Liebe Vereinsmitglieder, lieber Volker Hobrack
ich habe mehrfach mit der Gärtnerin im Rosengarten, mit Herrn Ollendorf vom Grünflächenamt und nun mit Herrn Hartmann wegen einer Nachpflanzung der eingegangenen und wohl teilweise auch vor Jahren schon teilweise entwendeten historischen Rosen im Rosengarten gesprochen.
... Es müssten ca. 30 alte englische Rosen nachgepflanzt werden, die rund 600 € kosten - Geld, das das Grünflächenamt nicht hat. Die Plege und Anpflanzung dagegen wäre durch die Gärtnerin gesichert, sie würde dies auch sehr gerne übernehmen.
Wir würden selbst gerne etwas dafür spenden; ich könnte auch in der Nachbarschaft sammeln; oder wir hängen dies an eine etwas größere Glocke und der Bürgerverein richtete ein Spendenkonto ein und wir machen zusammen eine Pflanzaktion? So richtig viel ist es nicht, dass eine größere Aktion notwendig wäre, andererseits wäre es sicher im Sinne bürgerschaftlichen Engagements, über den Verein Rosenfreunde zu aktivieren.
Ich denke 10 Rosenliebhaber, die jeweils 60 € spenden oder 20, die 30 € spenden, müssten wir zusammen bringen können.
Die Rosen könnten wir einfach bei Förster Stauden in Potsdam für den Herbst bestellen; ich könnte die dann abholen und den Termin mit der Gärtnerin, Herrn Hartmann und Herrn Ollendorf absprechen.
Was halten Sie von der Aktion?
Beste Grüße Jochen Baumann.

Solche Nachbarn wünsche ich auch dem Michaelkirchplatz – Ich danke für Ihre Aufmerksamkeit.

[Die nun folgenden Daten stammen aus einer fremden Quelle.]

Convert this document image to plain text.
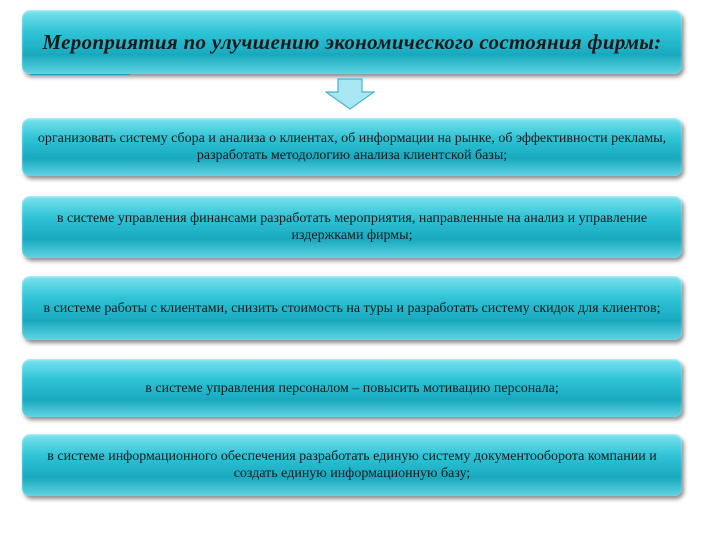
Мероприятия по улучшению экономического состояния фирмы:
организовать систему сбора и анализа о клиентах, об информации на рынке, об эффективности рекламы, разработать методологию анализа клиентской базы;
в системе управления финансами разработать мероприятия, направленные на анализ и управление издержками фирмы;
в системе работы с клиентами, снизить стоимость на туры и разработать систему скидок для клиентов;
в системе управления персоналом – повысить мотивацию персонала;
в системе информационного обеспечения разработать единую систему документооборота компании и создать единую информационную базу;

michaelkirchplatz-eroeffnung

 

Auszug aus der Einladung

In den Rasenflächen wurden frei wachsende niedrige Hecken gepflanzt, die durch größere Schneeballsträucher einen Rhythmus erhalten. Als Ergänzung für gefällte Bäume sind 35 neue Bäume (Rotdorn und Linden) gepflanzt worden. Die große Mittelfläche auf der Südseite bildet die Fortsetzung der Promenaden am Engelbecken und ist vielfältig für Veranstaltungen und zum Aufenthalt nutzbar.

An den Wegen laden neue Bänke zum Verweilen ein. Aus dem Programm Städtebaulicher Denkmalschutz der Senatsverwaltung für Stadtentwicklung und Umwelt sind für die Baumaßnahme 603.000 Euro zur Verfügung gestellt worden.

Im 2. Halbjahr 2012 beginnen dann die Arbeiten an den Fahrbahnen, Gehwegen und der Straßenbeleuchtung im Straßenraum des Michaelkirchplatzes und dessen Umgebung.